Sur l'Eurostar qui vous amène de Paris à Londres, le menu dit "classic" - club sandwich + un quart de Vittel + chips - coûte 6 livres ou 8,20 euros, selon la devise dont vous disposez. Pour le transporteur, 1 livre vaut donc 1,36 euro. A croire qu'Eurostar n'est pas au courant des mésaventures monétaires et économiques de la Grande-Bretagne : depuis un an et demi, sous l'effet de la crise, la livre a considérablement baissé, pour représenter aujourd'hui 1,10 euro contre 1,50 euro à l'été 2007.
La compagnie de chemins de fer transmanche a pourtant bien dû se rendre compte que Londres, autrefois si chère, était redevenue intéressante pour ses clients français. La dégringolade de la livre sterling a donné un sacré coup de fouet à leur pouvoir d'achat britannique. Ajoutez à ça la récession qui touche notre voisin européen, la multitude de promotions et rabais en tout genre : en quelques mois, Londres est devenue une destination où l'on peut aller passer un week-end ou des vacances sans se ruiner. Voire en faisant de bonnes affaires.
"Profitez de la livre sterling et offrez-vous Londres et son shopping. Bénéficiez de tarifs jusqu'à 20 % moins chers qu'en France", vante Eurolines sur son site qui propose l'aller simple Paris-Londres à 19 euros. Au-delà des campagnes publicitaires diverses et variées sur les vertus du shopping à Londres, les faits sont bel et bien là. Une étude de l'Economist Intelligence Unit, publiée en mars, classe désormais la capitale britannique au 27e rang des villes les plus chères, alors qu'elle arrivait à la huitième place il y a six mois et à la troisième il y a un an. Tokyo, Osaka et Paris occupent les trois premières places.
"Il n'y a jamais eu de meilleure période pour visiter Londres", juge Boris Johnson, le maire de la capitale. Ce classement est établi à partir d'une liste de 160 prix, qui concernent aussi bien la nourriture que le taxi, les journaux ou encore les biens électroniques. Il ne tient pas compte du prix des logements.
Mais, là aussi, pragmatiques comme ils sont, les Britanniques ont nettement revu à la baisse leurs ambitions. Et les hôtels multiplient les offres alléchantes pour plusieurs nuits, ou couplées avec d'autres sorties. Même les plus chics s'y sont mis. Sur le site Lastminute.com, on pouvait réserver jusqu'à peu une nuit au Ritz, le 27 avril, accompagnée d'une soirée au Prince Edward Theatre, où se donne la comédie musicale Jersey Boys, pour 241,92 livres (267 €). Le prix de la chambre en temps normal varie de 250 £ à 390 £ et le spectacle Jersey Boys coûte au moins 70 livres.
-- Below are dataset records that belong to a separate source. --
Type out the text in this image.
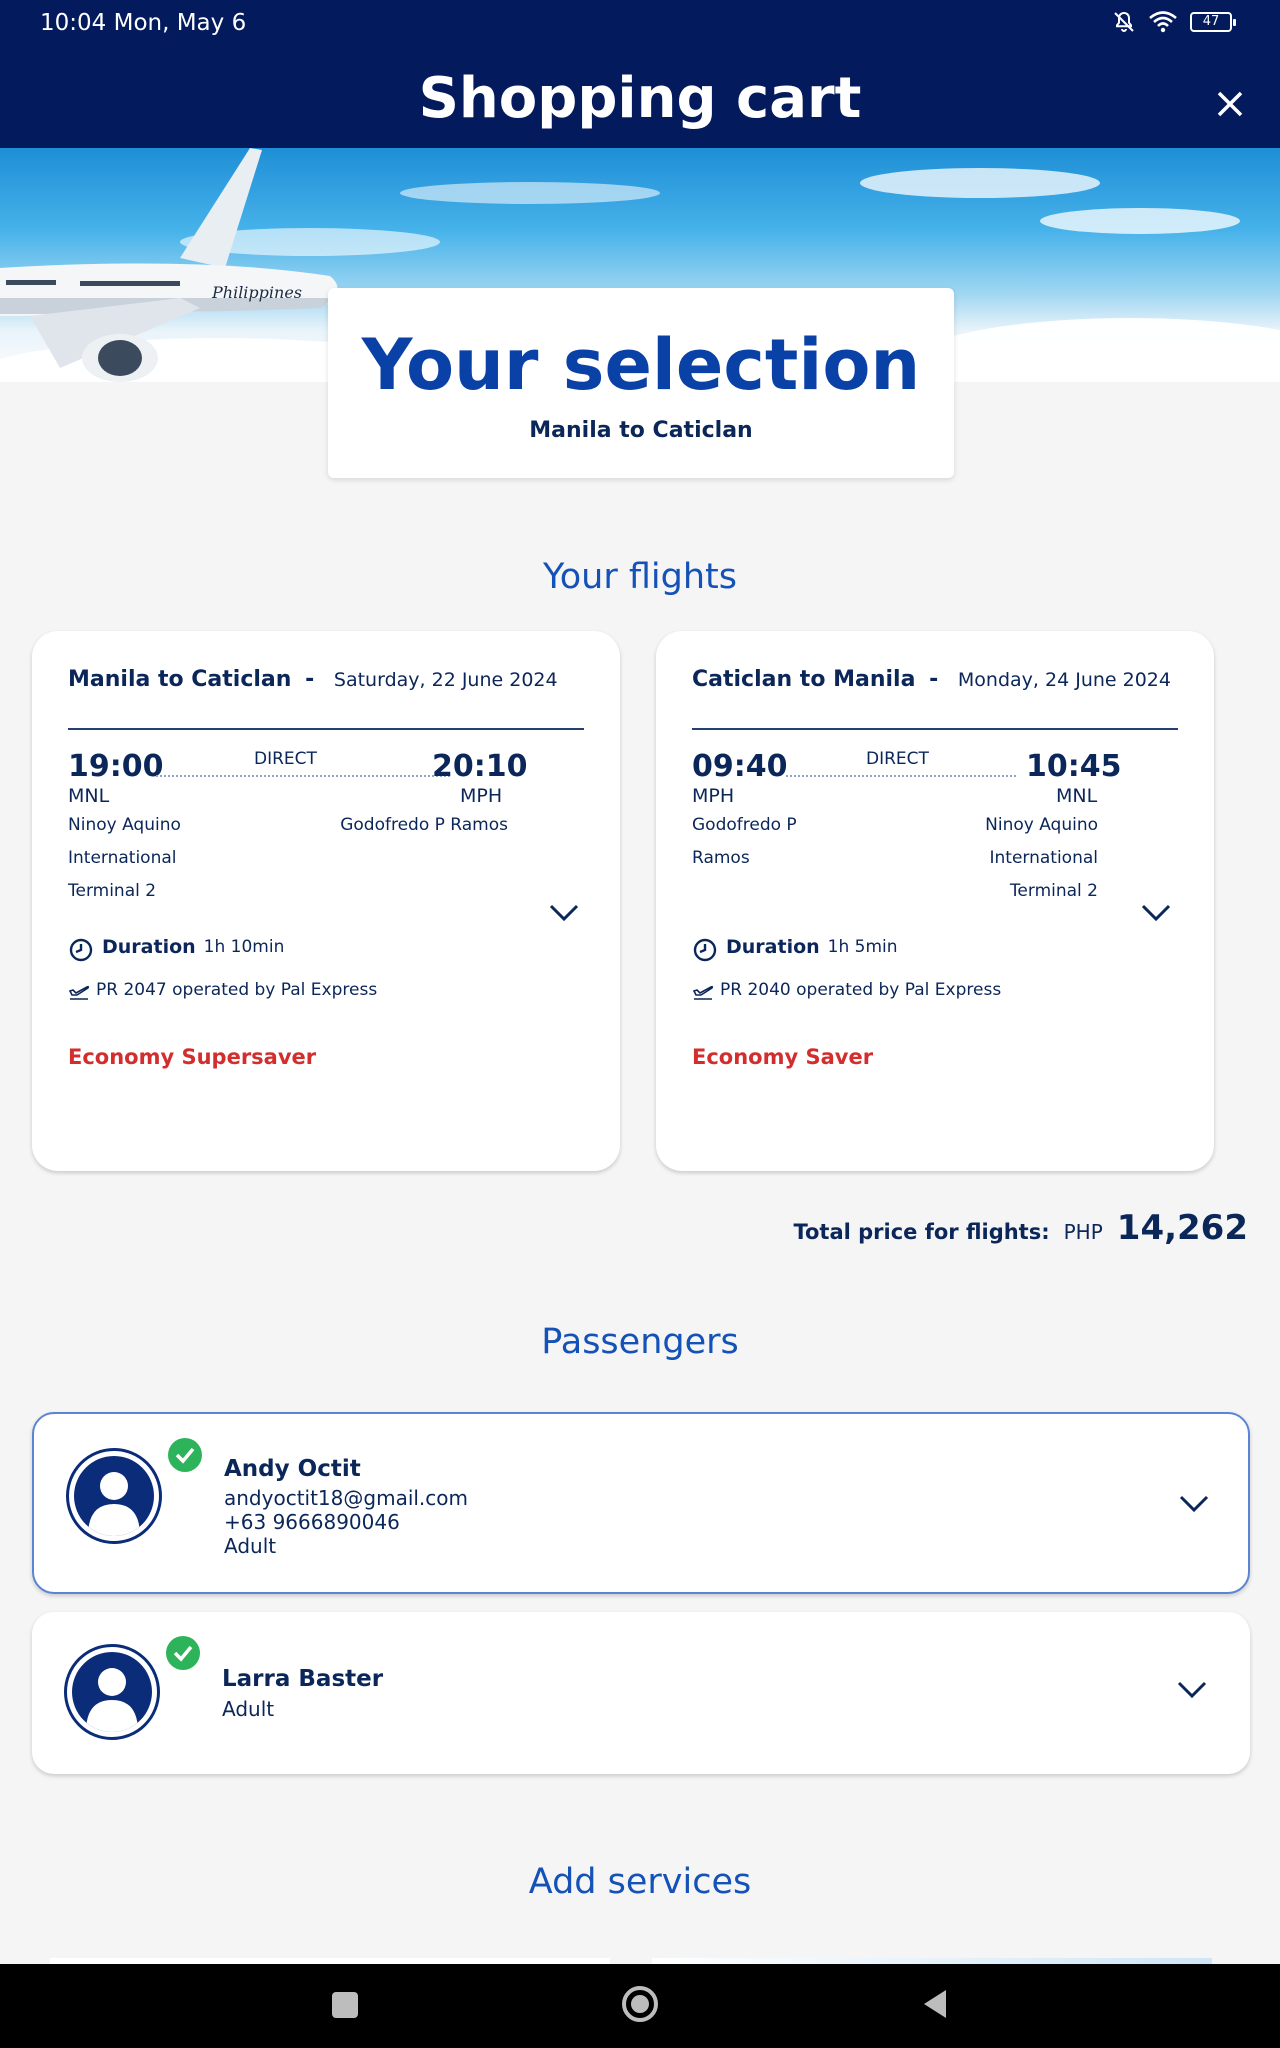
10:04 Mon, May 6	47
Shopping cart
Philippines
Your selection
Manila to Caticlan
Your flights
Manila to Caticlan - Saturday, 22 June 2024
19:00	DIRECT	20:10
MNL	MPH
Ninoy Aquino
International
Terminal 2
Godofredo P Ramos
Duration 1h 10min
PR 2047 operated by Pal Express
Economy Supersaver
Caticlan to Manila - Monday, 24 June 2024
09:40	DIRECT	10:45
MPH	MNL
Godofredo P
Ramos
Ninoy Aquino
International
Terminal 2
Duration 1h 5min
PR 2040 operated by Pal Express
Economy Saver
Total price for flights: PHP 14,262
Passengers
Andy Octit
andyoctit18@gmail.com
+63 9666890046
Adult
Larra Baster
Adult
Add services
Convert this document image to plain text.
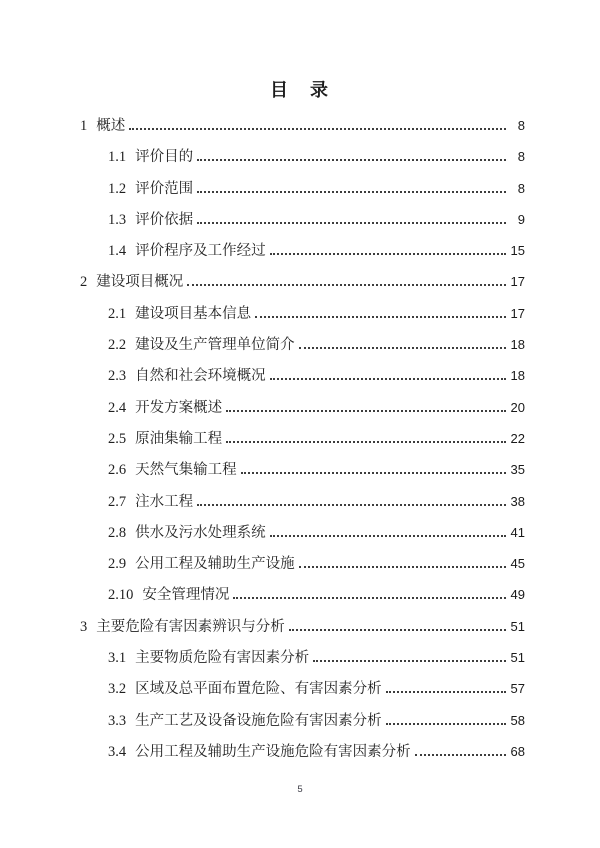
目　录
1 概述	8
1.1 评价目的	8
1.2 评价范围	8
1.3 评价依据	9
1.4 评价程序及工作经过	15
2 建设项目概况	17
2.1 建设项目基本信息	17
2.2 建设及生产管理单位简介	18
2.3 自然和社会环境概况	18
2.4 开发方案概述	20
2.5 原油集输工程	22
2.6 天然气集输工程	35
2.7 注水工程	38
2.8 供水及污水处理系统	41
2.9 公用工程及辅助生产设施	45
2.10 安全管理情况	49
3 主要危险有害因素辨识与分析	51
3.1 主要物质危险有害因素分析	51
3.2 区域及总平面布置危险、有害因素分析	57
3.3 生产工艺及设备设施危险有害因素分析	58
3.4 公用工程及辅助生产设施危险有害因素分析	68
5
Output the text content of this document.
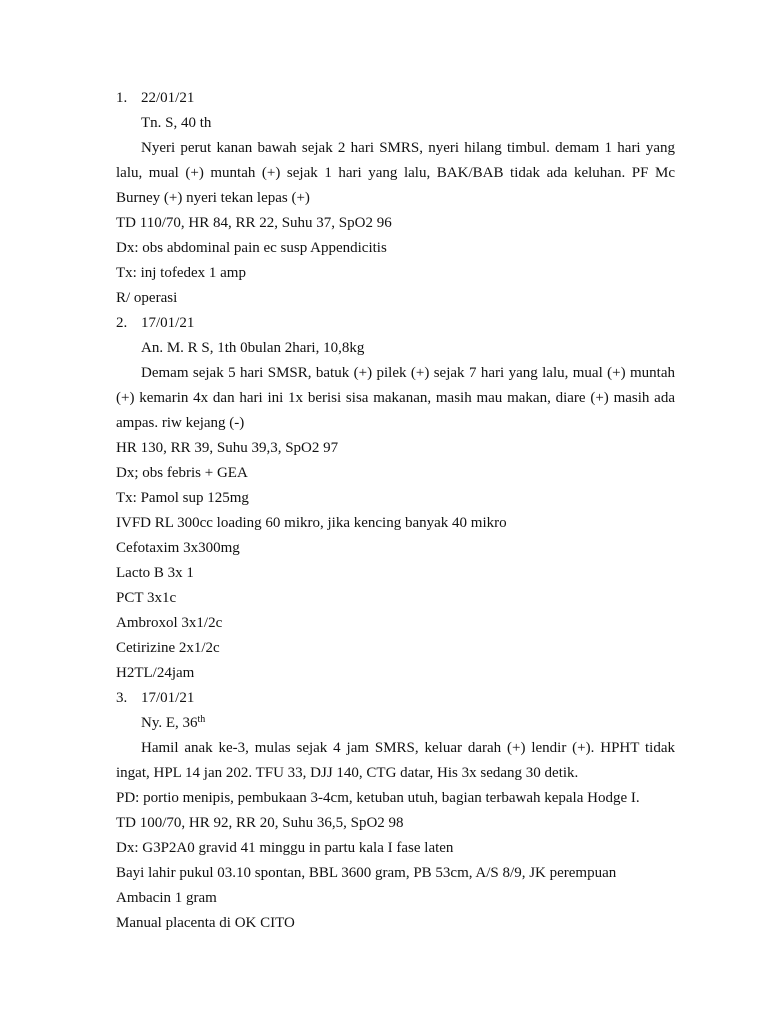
1. 22/01/21
Tn. S, 40 th

Nyeri perut kanan bawah sejak 2 hari SMRS, nyeri hilang timbul. demam 1 hari yang lalu, mual (+) muntah (+) sejak 1 hari yang lalu, BAK/BAB tidak ada keluhan. PF Mc Burney (+) nyeri tekan lepas (+)

TD 110/70, HR 84, RR 22, Suhu 37, SpO2 96
Dx: obs abdominal pain ec susp Appendicitis
Tx: inj tofedex 1 amp
R/ operasi
2. 17/01/21
An. M. R S, 1th 0bulan 2hari, 10,8kg

Demam sejak 5 hari SMSR, batuk (+) pilek (+) sejak 7 hari yang lalu, mual (+) muntah (+) kemarin 4x dan hari ini 1x berisi sisa makanan, masih mau makan, diare (+) masih ada ampas. riw kejang (-)

HR 130, RR 39, Suhu 39,3, SpO2 97
Dx; obs febris + GEA
Tx: Pamol sup 125mg
IVFD RL 300cc loading 60 mikro, jika kencing banyak 40 mikro
Cefotaxim 3x300mg
Lacto B 3x 1
PCT 3x1c
Ambroxol 3x1/2c
Cetirizine 2x1/2c
H2TL/24jam
3. 17/01/21
Ny. E, 36th

Hamil anak ke-3, mulas sejak 4 jam SMRS, keluar darah (+) lendir (+). HPHT tidak ingat, HPL 14 jan 202. TFU 33, DJJ 140, CTG datar, His 3x sedang 30 detik.

PD: portio menipis, pembukaan 3-4cm, ketuban utuh, bagian terbawah kepala Hodge I.
TD 100/70, HR 92, RR 20, Suhu 36,5, SpO2 98
Dx: G3P2A0 gravid 41 minggu in partu kala I fase laten
Bayi lahir pukul 03.10 spontan, BBL 3600 gram, PB 53cm, A/S 8/9, JK perempuan
Ambacin 1 gram
Manual placenta di OK CITO
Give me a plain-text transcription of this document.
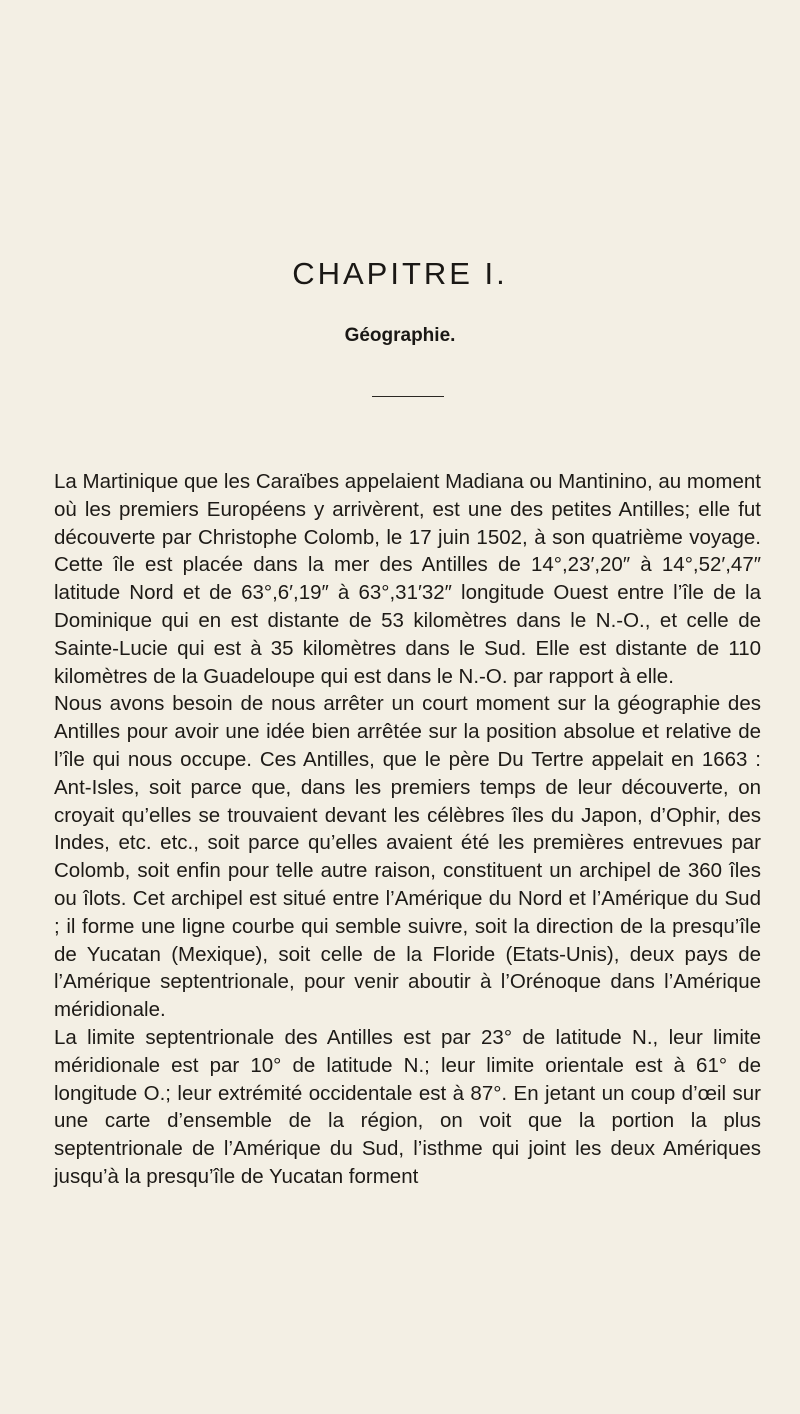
CHAPITRE I.
Géographie.

La Martinique que les Caraïbes appelaient Madiana ou Mantinino, au moment où les premiers Européens y arrivèrent, est une des petites Antilles; elle fut découverte par Christophe Colomb, le 17 juin 1502, à son quatrième voyage. Cette île est placée dans la mer des Antilles de 14°,23′,20″ à 14°,52′,47″ latitude Nord et de 63°,6′,19″ à 63°,31′32″ longitude Ouest entre l’île de la Dominique qui en est distante de 53 kilomètres dans le N.-O., et celle de Sainte-Lucie qui est à 35 kilomètres dans le Sud. Elle est distante de 110 kilomètres de la Guadeloupe qui est dans le N.-O. par rapport à elle.

Nous avons besoin de nous arrêter un court moment sur la géographie des Antilles pour avoir une idée bien arrêtée sur la position absolue et relative de l’île qui nous occupe. Ces Antilles, que le père Du Tertre appelait en 1663 : Ant-Isles, soit parce que, dans les premiers temps de leur découverte, on croyait qu’elles se trouvaient devant les célèbres îles du Japon, d’Ophir, des Indes, etc. etc., soit parce qu’elles avaient été les premières entrevues par Colomb, soit enfin pour telle autre raison, constituent un archipel de 360 îles ou îlots. Cet archipel est situé entre l’Amérique du Nord et l’Amérique du Sud ; il forme une ligne courbe qui semble suivre, soit la direction de la presqu’île de Yucatan (Mexique), soit celle de la Floride (Etats-Unis), deux pays de l’Amérique septentrionale, pour venir aboutir à l’Orénoque dans l’Amérique méridionale.

La limite septentrionale des Antilles est par 23° de latitude N., leur limite méridionale est par 10° de latitude N.; leur limite orientale est à 61° de longitude O.; leur extrémité occidentale est à 87°. En jetant un coup d’œil sur une carte d’ensemble de la région, on voit que la portion la plus septentrionale de l’Amérique du Sud, l’isthme qui joint les deux Amériques jusqu’à la presqu’île de Yucatan forment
Et comme décidément la vie est moins chère à Londres, les restaurants aussi s'y sont mis. Il faut dire que, depuis un an, ils ont été plus de 100 à avoir mis la clef sous la porte. Sur le site Toptable.co.uk, on trouve 292 restaurants qui offrent des rabais en tout genre. A midi, on peut prendre deux plats à L'Atelier, de Joël Robuchon, pour 19 £ (21 €). Au 1 Lombard Street, à deux pas de la Banque d'Angleterre, on propose un dîner de neuf plats pour 45 £ (50 €). Herbert Berger, le chef australien, plusieurs fois étoilé par le guide Michelin, offre une cuisine "moins coûteuse" qu'avant, "plus confort" en ces temps de crise économique. "C'est le retour du pot-au-feu et du fish cake", explique-t-il. "J'étais à Paris fin février. J'ai mangé dans deux restaurants et j'ai trouvé ça horriblement cher", ajoute le patron de l'établissement, Soren Jessen, un ancien banquier passé, entre autres, par Goldman Sachs et reconverti en restaurateur depuis onze ans.
"Sur les six à huit derniers mois, nous avons vu le nombre de touristes européens littéralement bondir", juge Jace Tyrell, de la New West End Company, qui représente les commerçants d'Oxford Street, Bond Street et Regent Street. "Promenez-vous sur Oxford Street un samedi et vous aurez l'impression d'être à Paris", ajoute Jace Tyrell. Pour le dépaysement, les Parisiens devront chercher une autre destination.